Design and implementation of interface circuits for nanowire field-effect-transistor sensors

• Main Authors: Chen, Liang-Hsun, 陳亮勳
• Other Authors: Chen, Tsung-Lin
• Format: Others
• Language: zh-TW
• Published: 2016
• Online Access: http://ndltd.ncl.edu.tw/handle/46824778364341779495

碩士 === 國立交通大學 === 機械工程系所 === 104 === Silicon Nanowire field-effect-transistors (SNWFET) are biosensors which produce different currents when immersed to different concentration of solution samples. Since the current output of SNWFETs normally varies from femto amperes to micro amperes, they are connected to high-end apparatus, which can detect tiny current variation in a large range, in practical sensor applications.
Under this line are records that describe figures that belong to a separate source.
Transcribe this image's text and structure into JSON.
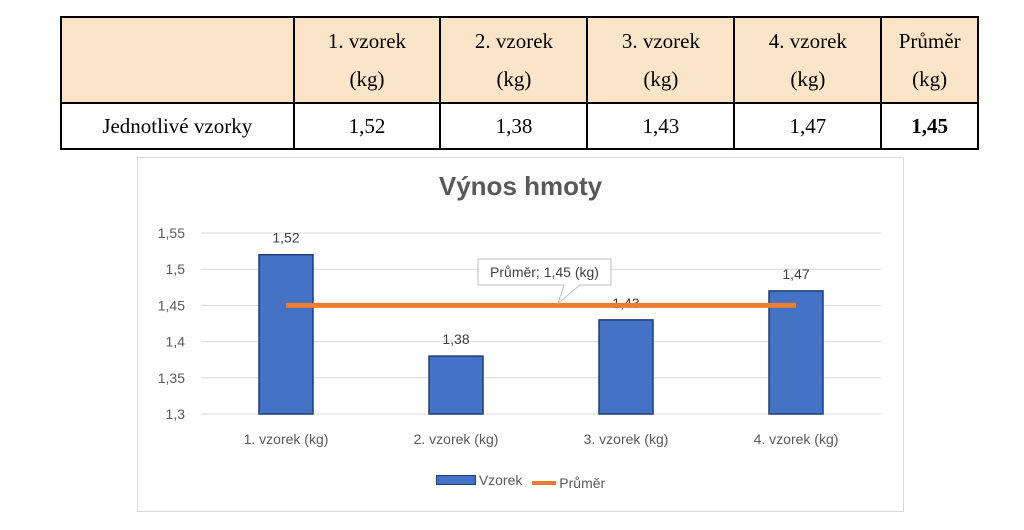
{
  "table": {
    "headers": [
      {
        "line1": "",
        "line2": ""
      },
      {
        "line1": "1. vzorek",
        "line2": "(kg)"
      },
      {
        "line1": "2. vzorek",
        "line2": "(kg)"
      },
      {
        "line1": "3. vzorek",
        "line2": "(kg)"
      },
      {
        "line1": "4. vzorek",
        "line2": "(kg)"
      },
      {
        "line1": "Průměr",
        "line2": "(kg)"
      }
    ],
    "row_label": "Jednotlivé vzorky",
    "values": [
      "1,52",
      "1,38",
      "1,43",
      "1,47"
    ],
    "average": "1,45",
    "header_bg": "#fbe5c8"
  },
  "chart_data": {
    "type": "bar",
    "title": "Výnos hmoty",
    "categories": [
      "1. vzorek (kg)",
      "2. vzorek (kg)",
      "3. vzorek (kg)",
      "4. vzorek (kg)"
    ],
    "series": [
      {
        "name": "Vzorek",
        "type": "bar",
        "values": [
          1.52,
          1.38,
          1.43,
          1.47
        ],
        "labels": [
          "1,52",
          "1,38",
          "1,43",
          "1,47"
        ],
        "color": "#4472c4"
      },
      {
        "name": "Průměr",
        "type": "line",
        "values": [
          1.45,
          1.45,
          1.45,
          1.45
        ],
        "color": "#ed7d31"
      }
    ],
    "ylim": [
      1.3,
      1.55
    ],
    "yticks": [
      1.3,
      1.35,
      1.4,
      1.45,
      1.5,
      1.55
    ],
    "ytick_labels": [
      "1,3",
      "1,35",
      "1,4",
      "1,45",
      "1,5",
      "1,55"
    ],
    "annotation": "Průměr; 1,45 (kg)",
    "grid": true,
    "legend_position": "bottom"
  }
}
Unfortunately, these high-end apparatus are often expensive and difficult to carry, which may limit the promotion of SNWFET sensors. The aim of this research is to design suitable interface circuits to replace the high-end apparatus in SNWFET sensor applications. In this research, we proposed two circuit designs based on the characteristics of SNWFETs designed/ fabricated by professor Yang’s research group [1]. The first design is referred to as “single-end amplifier” in this report, which consists of two-stage transimpedance amplifier, auto-zeroing amplifier, feedback capacitor, low pass filters, multiplexer, digital potentiometer, and etc. It can measure 16 SNWFETs simultaneously and convert pico ampere currents into voltage for subsequent signal processing. Because the performance of SNWFETs can be greatly affected by the fabrication process and testing environment, the relative value of the sensor measurement taken before and after the chemical reactions is more important than the absolute value of the sensor measurement taken after the chemical reactions. Thus, this research proposed the second design which is referred to as the "differential-mode” interface circuits in this report. The differential-mode sensing circuit employs an additional reference SNWFET device to form a differential mode measurement. Besides, both the feedback control and switching capacitor techniques are employed to compensate the mismatch between two SNWFET and the noise/drift of the circuit components.